The specialized equipment, according to NNSA, scans loaded cargo containers for the presence of potentially dangerous nuclear and other radioactive materials. It was installed under NNSA’s Megaports Initiative in partnership with the Djibouti Ministry of Equipment and Transport, Djibouti Coast Guard, and Djibouti Customs. The radiation detection system began operations in mid-March and the Djiboutian Coast Guard is responding to all radiation alarms, said the agency.
This commissioning ceremony is the culmination of over two years of work at the Port of Djibouti, it said. Since 2009, NNSA has been working to equip the Port of Djibouti with the detection equipment, provide training to Djiboutian officials on how to operate and maintain the equipment, and educate terminal operators on the potential dangers of nuclear and other radioactive materials.
Last April, NNSA’s Office of Emergency Operations worked in collaboration with NNSA’s Second Line of Defense (SLD) Program and the Government of Djibouti to hold a week-long training course in countering the illicit movement of nuclear and other radiological material.
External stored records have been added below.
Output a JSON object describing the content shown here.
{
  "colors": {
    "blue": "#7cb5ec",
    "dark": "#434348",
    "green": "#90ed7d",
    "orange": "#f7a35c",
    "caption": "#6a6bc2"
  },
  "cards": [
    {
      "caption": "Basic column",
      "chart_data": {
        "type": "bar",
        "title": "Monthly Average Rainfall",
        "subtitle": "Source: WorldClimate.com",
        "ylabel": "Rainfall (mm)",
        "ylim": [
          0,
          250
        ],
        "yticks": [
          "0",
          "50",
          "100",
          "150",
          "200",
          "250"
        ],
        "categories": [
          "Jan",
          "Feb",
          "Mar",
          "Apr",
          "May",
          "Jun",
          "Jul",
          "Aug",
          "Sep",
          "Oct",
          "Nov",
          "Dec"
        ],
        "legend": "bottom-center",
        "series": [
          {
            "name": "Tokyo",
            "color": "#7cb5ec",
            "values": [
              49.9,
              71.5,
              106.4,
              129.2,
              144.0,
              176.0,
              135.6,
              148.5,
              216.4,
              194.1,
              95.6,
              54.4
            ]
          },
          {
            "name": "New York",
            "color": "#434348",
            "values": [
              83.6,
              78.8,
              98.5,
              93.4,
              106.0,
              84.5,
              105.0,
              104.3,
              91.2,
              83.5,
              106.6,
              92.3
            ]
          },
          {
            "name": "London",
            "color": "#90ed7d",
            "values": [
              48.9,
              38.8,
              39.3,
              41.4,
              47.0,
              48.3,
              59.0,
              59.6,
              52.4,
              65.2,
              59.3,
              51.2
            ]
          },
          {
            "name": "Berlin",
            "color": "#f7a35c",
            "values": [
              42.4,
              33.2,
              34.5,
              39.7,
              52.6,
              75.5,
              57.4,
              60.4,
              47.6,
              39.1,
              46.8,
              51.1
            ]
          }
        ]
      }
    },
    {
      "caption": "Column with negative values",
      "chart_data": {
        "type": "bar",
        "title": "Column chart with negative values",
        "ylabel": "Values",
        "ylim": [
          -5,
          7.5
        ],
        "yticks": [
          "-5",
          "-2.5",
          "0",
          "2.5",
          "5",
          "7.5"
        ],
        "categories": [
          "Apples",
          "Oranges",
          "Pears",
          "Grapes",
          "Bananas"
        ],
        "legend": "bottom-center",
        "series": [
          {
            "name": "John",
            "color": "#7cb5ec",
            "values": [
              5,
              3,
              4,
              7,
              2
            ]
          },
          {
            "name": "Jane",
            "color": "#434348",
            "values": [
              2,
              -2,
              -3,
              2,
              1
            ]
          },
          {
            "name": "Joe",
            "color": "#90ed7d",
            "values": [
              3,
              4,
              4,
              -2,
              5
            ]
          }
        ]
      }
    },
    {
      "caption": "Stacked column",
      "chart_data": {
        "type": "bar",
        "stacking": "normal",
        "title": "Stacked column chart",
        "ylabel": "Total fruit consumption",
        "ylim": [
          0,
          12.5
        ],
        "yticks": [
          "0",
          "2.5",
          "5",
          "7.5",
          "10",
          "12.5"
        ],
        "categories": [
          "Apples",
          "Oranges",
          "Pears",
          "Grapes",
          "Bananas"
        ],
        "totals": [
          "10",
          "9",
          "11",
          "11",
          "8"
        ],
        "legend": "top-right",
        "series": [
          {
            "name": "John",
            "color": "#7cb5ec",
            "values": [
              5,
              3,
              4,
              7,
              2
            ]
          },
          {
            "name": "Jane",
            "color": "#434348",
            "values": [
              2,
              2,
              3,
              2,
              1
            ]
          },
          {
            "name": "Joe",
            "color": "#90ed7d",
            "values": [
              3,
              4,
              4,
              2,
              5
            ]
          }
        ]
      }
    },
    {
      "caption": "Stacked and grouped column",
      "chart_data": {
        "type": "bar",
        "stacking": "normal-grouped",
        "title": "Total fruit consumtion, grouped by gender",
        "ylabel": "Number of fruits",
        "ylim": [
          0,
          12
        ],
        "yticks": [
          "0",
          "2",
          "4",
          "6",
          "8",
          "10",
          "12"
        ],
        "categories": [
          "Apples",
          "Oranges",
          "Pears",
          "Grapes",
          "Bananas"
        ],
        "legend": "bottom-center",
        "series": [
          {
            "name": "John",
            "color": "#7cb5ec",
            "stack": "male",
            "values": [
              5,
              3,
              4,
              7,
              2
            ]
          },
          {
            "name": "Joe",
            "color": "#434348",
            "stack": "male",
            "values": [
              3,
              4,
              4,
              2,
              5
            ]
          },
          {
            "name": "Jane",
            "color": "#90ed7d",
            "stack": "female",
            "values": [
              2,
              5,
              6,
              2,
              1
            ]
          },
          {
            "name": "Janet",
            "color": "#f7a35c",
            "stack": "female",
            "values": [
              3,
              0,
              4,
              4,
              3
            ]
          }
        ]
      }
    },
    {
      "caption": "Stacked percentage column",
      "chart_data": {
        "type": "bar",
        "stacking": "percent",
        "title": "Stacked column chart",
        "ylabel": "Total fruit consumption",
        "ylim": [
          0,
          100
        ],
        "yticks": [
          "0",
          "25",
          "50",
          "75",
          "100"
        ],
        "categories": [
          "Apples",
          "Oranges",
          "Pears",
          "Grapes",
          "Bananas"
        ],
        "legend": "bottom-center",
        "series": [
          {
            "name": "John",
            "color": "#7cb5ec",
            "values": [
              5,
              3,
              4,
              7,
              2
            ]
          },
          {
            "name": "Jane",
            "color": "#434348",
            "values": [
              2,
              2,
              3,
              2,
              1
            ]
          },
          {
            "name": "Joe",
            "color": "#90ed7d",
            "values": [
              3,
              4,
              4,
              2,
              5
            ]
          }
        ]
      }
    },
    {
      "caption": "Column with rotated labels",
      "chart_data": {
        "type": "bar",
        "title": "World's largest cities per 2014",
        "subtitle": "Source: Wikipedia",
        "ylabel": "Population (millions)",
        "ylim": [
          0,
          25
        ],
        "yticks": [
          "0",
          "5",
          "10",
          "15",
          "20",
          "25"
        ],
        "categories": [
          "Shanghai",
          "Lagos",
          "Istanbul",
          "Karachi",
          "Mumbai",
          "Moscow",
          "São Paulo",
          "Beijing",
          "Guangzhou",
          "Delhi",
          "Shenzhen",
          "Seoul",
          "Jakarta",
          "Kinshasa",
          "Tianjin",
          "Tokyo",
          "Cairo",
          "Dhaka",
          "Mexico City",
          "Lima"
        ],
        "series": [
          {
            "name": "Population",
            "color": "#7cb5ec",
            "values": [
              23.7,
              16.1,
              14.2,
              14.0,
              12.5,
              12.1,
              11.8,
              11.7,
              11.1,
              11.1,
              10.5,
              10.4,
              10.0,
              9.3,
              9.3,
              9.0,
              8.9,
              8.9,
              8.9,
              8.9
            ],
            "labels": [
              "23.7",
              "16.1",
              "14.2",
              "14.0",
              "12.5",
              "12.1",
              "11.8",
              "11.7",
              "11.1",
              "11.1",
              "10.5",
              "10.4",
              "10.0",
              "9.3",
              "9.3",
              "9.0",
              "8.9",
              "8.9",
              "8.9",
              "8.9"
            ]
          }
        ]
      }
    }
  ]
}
Additionally, NNSA said its work at the Port of Djibouti was supported by technical experts from the Los Alamos, Pacific Northwest, and Sandia National Laboratories.
The Megaports Initiative’s work at the Port of Djibouti is part of NNSA’s SLD Program, which works collaboratively with foreign governments at land border crossings, airports and seaports worldwide to install specialized radiation detection equipment and associated communications equipment. NNSA said it has installed similar equipment at more than 350 sites and at 36 Megaports around the world.